Shares in Lloyds fell 0.51% to 66.18p in afternoon trading.
Laith Khalaf, senior analyst at Hargreaves Lansdown, said the move underlines the bank's commitment to the pensions market, pouring water over long-running rumours that it is looking to sell off the Scottish Widows franchise.
"This part of the business adds some diversification to the Lloyds stable without the risks inherent in the investment banking activities practiced by its peers," Khalaf said.
"By comparison the workplace pensions business is sleepy, steady and sticky.
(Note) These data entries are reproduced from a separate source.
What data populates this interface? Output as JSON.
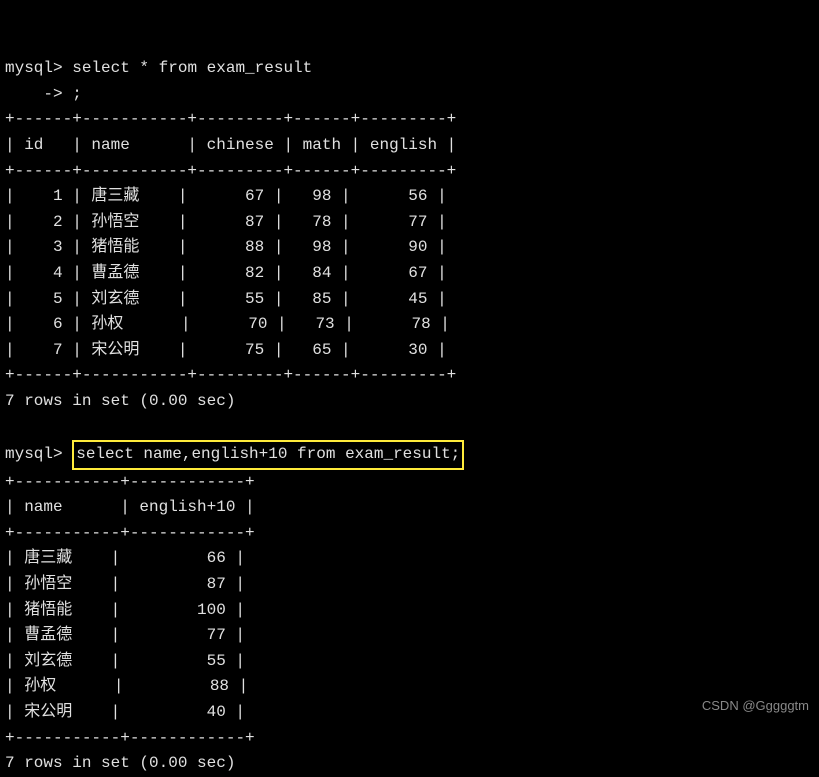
{
  "prompt1": "mysql> ",
  "query1_line1": "select * from exam_result",
  "prompt1_cont": "    -> ",
  "query1_line2": ";",
  "table1": {
    "sep": "+------+-----------+---------+------+---------+",
    "header": "| id   | name      | chinese | math | english |",
    "rows": [
      "|    1 | 唐三藏    |      67 |   98 |      56 |",
      "|    2 | 孙悟空    |      87 |   78 |      77 |",
      "|    3 | 猪悟能    |      88 |   98 |      90 |",
      "|    4 | 曹孟德    |      82 |   84 |      67 |",
      "|    5 | 刘玄德    |      55 |   85 |      45 |",
      "|    6 | 孙权      |      70 |   73 |      78 |",
      "|    7 | 宋公明    |      75 |   65 |      30 |"
    ]
  },
  "result1": "7 rows in set (0.00 sec)",
  "prompt2": "mysql> ",
  "query2": "select name,english+10 from exam_result;",
  "table2": {
    "sep": "+-----------+------------+",
    "header": "| name      | english+10 |",
    "rows": [
      "| 唐三藏    |         66 |",
      "| 孙悟空    |         87 |",
      "| 猪悟能    |        100 |",
      "| 曹孟德    |         77 |",
      "| 刘玄德    |         55 |",
      "| 孙权      |         88 |",
      "| 宋公明    |         40 |"
    ]
  },
  "result2": "7 rows in set (0.00 sec)",
  "watermark": "CSDN @Gggggtm",
  "chart_data": {
    "type": "table",
    "tables": [
      {
        "title": "exam_result",
        "columns": [
          "id",
          "name",
          "chinese",
          "math",
          "english"
        ],
        "rows": [
          [
            1,
            "唐三藏",
            67,
            98,
            56
          ],
          [
            2,
            "孙悟空",
            87,
            78,
            77
          ],
          [
            3,
            "猪悟能",
            88,
            98,
            90
          ],
          [
            4,
            "曹孟德",
            82,
            84,
            67
          ],
          [
            5,
            "刘玄德",
            55,
            85,
            45
          ],
          [
            6,
            "孙权",
            70,
            73,
            78
          ],
          [
            7,
            "宋公明",
            75,
            65,
            30
          ]
        ]
      },
      {
        "title": "name, english+10",
        "columns": [
          "name",
          "english+10"
        ],
        "rows": [
          [
            "唐三藏",
            66
          ],
          [
            "孙悟空",
            87
          ],
          [
            "猪悟能",
            100
          ],
          [
            "曹孟德",
            77
          ],
          [
            "刘玄德",
            55
          ],
          [
            "孙权",
            88
          ],
          [
            "宋公明",
            40
          ]
        ]
      }
    ]
  }
}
The defined contribution market is also growing, thanks to the government’s automatic enrolment programme which is forcing employers and employees to pay money into workplace pensions."
The analyst added that a charge cap on these schemes illustrates the wider fee pressure on fund management, meaning there is "strength in numbers for the likes of Scottish Widows and Zurich".
"This is compounded by the increasing regulation faced by financial services firms. We have already seen Standard Life and Aberdeen tie up to battle these headwinds together, no doubt that deal raised an eyebrow or two across the Edinburgh streets at Scottish Widows HQ."